In the wake of actions in parts of the country to alter election rules, some bars have been working to help educate their members and the public about what they see as threats to the voting process.
"We're committed to protecting and rebuilding the rule of law in our nation,” says Stephen Kass, chair of the Task Force on the Rule of Law at the New York City Bar. “The foundation for that is fair elections. The electoral process is the foundation for all governmental legitimacy. The right to vote is absolutely fundamental to fair elections."
The task force, in conjunction with the bar's Election Law Committee, issued a report in September 2021 that called for Congress to pass the John R. Lewis Voting Rights Advancement Act, and for the legal profession as a whole to begin a "broader response" to the threats to voting rights.
The report was not intended to be a partisan effort, Kass says. In looking at court cases and state legislative actions in recent years, he explains, "it became more and more apparent that the electoral system was being attacked and undermined."

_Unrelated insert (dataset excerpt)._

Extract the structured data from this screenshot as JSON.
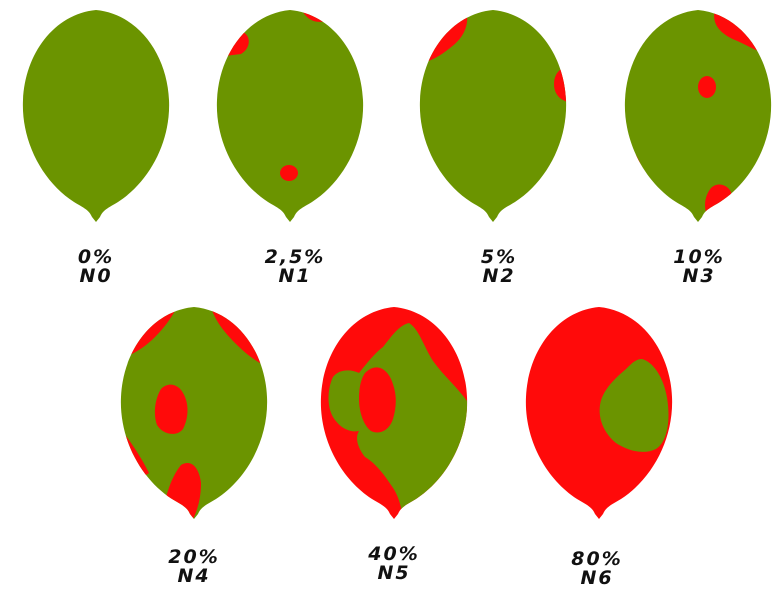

Because of the "attacks on the presidential election [of 2020] by those who thought it was illegitimate,” Kass says, “we thought it was important to look at the electoral process and to emphasize the need for lawyers everywhere to help protect that process."
Part of the effort to engage lawyers includes asking them to sign a Lawyer's Pledge that notes, in part, that while the signers represent different parts of the political spectrum, they agree that "Democracy depends on 'the consent of the governed,' which in turn requires free and fair elections in which all eligible citizens are encouraged and able to vote and the candidate with the most votes—popular or, in presidential elections, electoral—wins."
The New York City Bar distributed the pledge to its 45,000 members, as well as to leaders of the ABA and other bars around the country, Kass says. There is now an effort in its early stages to speak with leaders of other bars directly, to try to increase awareness among the nation's lawyers of the need to act.